Die allgemeine Bodenbewertung orientiert sich in Baden-Württemberg an der "Bewertung von Böden nach ihrer Leistungsfähigkeit - Leitfaden für Planungen und Gestattungsverfahren" (Umweltministerium Baden-Württemberg 1995). Bewertet werden Böden als Träger der Bodenfunktionen, woraus ihre Schutzwürdigkeit im Sinne des § 1 Bodenschutzgesetz (BodSchG) vom 20.6.1991 und des § 1 Bundesbodenschutzgesetz (BBodSchG) vom 17.03.1998 abzuleiten ist. Mit Hilfe des Leitfadens kann die Leistungsfähigkeit der Böden zur Erfüllung der gesetzlich definierten Bodenfunktionen sowohl mit Hilfe der Daten der Reichsbodenschätzung als auch aus den Aufnahmen einer Bodenkartierung abgeleitet werden. Betrachtet werden die Funktionen "Standort für natürliche Vegetation", "Standort für Kulturpflanzen", "Filter und Puffer für Schadstoffe", "Ausgleichskörper im Wasserkreislauf". Die Einstufung der Leistungsfähigkeit von Böden erfolgt in Bewertungsklassen (als Rangfolge) von "1" ("sehr geringe" Leistungsfähigkeit von Böden zur Erfüllung der jeweiligen Funktion) bis "5" ("sehr hohe" Leistungsfähigkeit).
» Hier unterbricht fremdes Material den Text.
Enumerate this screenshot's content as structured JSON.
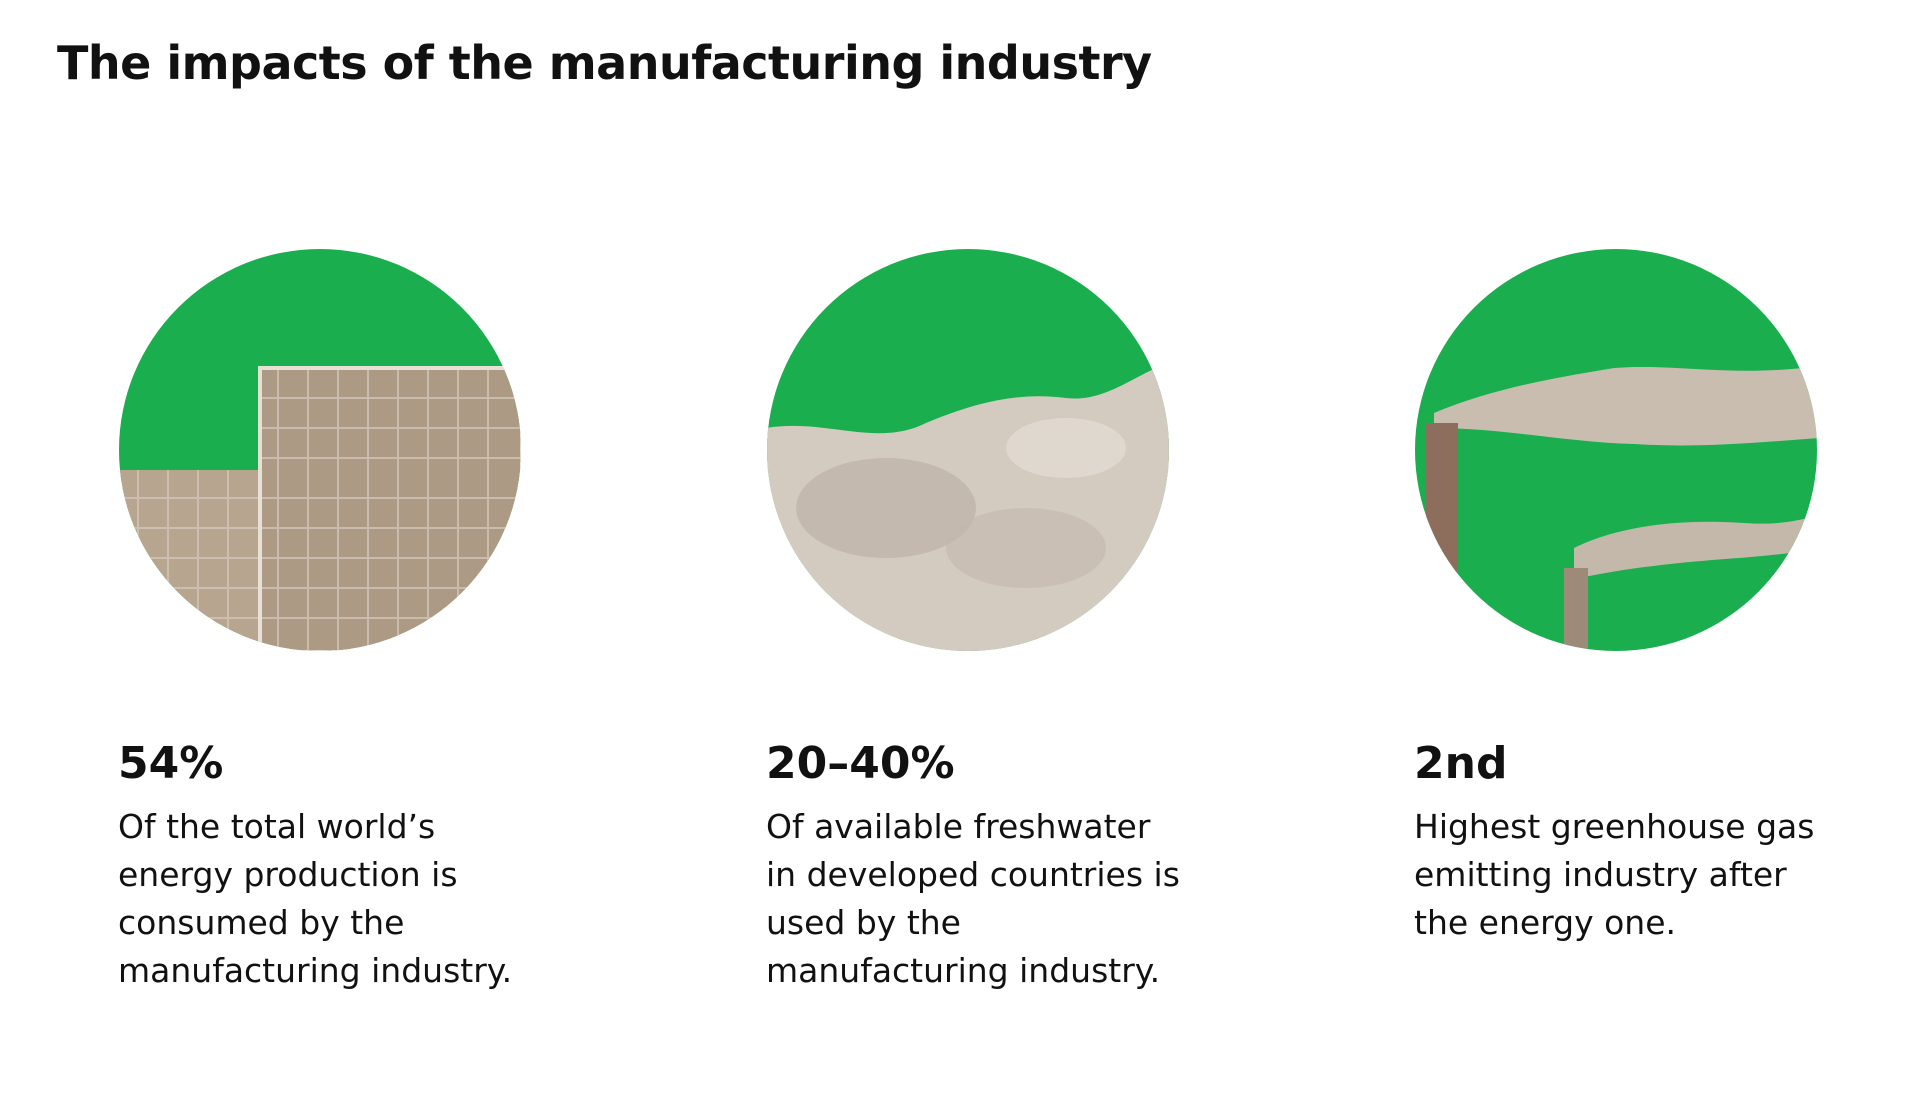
{
  "header": {
    "title": "The impacts of the manufacturing industry"
  },
  "items": [
    {
      "stat": "54%",
      "lines": [
        "Of the total world’s",
        "energy production is",
        "consumed by the",
        "manufacturing industry."
      ]
    },
    {
      "stat": "20–40%",
      "lines": [
        "Of available freshwater",
        "in developed countries is",
        "used by the",
        "manufacturing industry."
      ]
    },
    {
      "stat": "2nd",
      "lines": [
        "Highest greenhouse gas",
        "emitting industry after",
        "the energy one."
      ]
    }
  ]
}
Die Bewertungsklassen werden für die einzelnen Bodenfunktionen getrennt ermittelt. Das Umweltministerium B.-W. hat die Verwertungsrechte der Daten erworben, und stellt die Bodenbewertungskarten für den Außenbereich über das Regierungspräsidium Freiburg, Abt. 9 - Landesamt für Geologie, Rohstoffe und Bergbau, "Referat 93 Landesbodenkunde", seit Mitte 2005 gegen eine geringe Gebühr digital innerhalb kürzester Fristen zur Verfügung.

Soweit diese Daten nicht ausreichen (sie sind teilweise lückenhaft), kann auf unterschiedliche Bodendaten zurück gegriffen werden. Daten liegen nicht für jeden räumlichen Bereich in gleicher Weise vor. Die Datendichte ist im Außenbereich generell höher als im bebauten Bereich, in Verdichtungsräumen in der Regel umfangreicher und differenzierter als in den übrigen Landesteilen. Großstädte verfügen teilweise über umfangreiche Bodenkonzeptkarten (z. B. Stuttgart) oder thematische Bodenkarten (z. B. Reutlingen/Tübingen, Ludwigsburg), in denen umfangreiche Bodenbewertungen erfolgt sind, auf die in der Planung zurückgegriffen werden kann (hier teilweise auch für den Innenbereich). Die Datenlage ist zudem in den Bundesländern unterschiedlich. Die Daten stehen in der Regel nicht kostenlos zur Verfügung und sind vom Planer jeweils zu recherchieren. Somit hing es bisher stark von der Qualifikation und dem Interesse des Planers ab, wie tiefgehend das Thema im Rahmen der Bauleitplanung bearbeitet wird. Durch die 2004 neu eingeführte Umweltprüfung besteht die Hoffnung, dass das Thema künftig sorgfältiger bearbeitet werden muss, dass sich ein gewisser Standard herausbildet. Bei Bedarf sind die entsprechenden Fachleute einzubeziehen.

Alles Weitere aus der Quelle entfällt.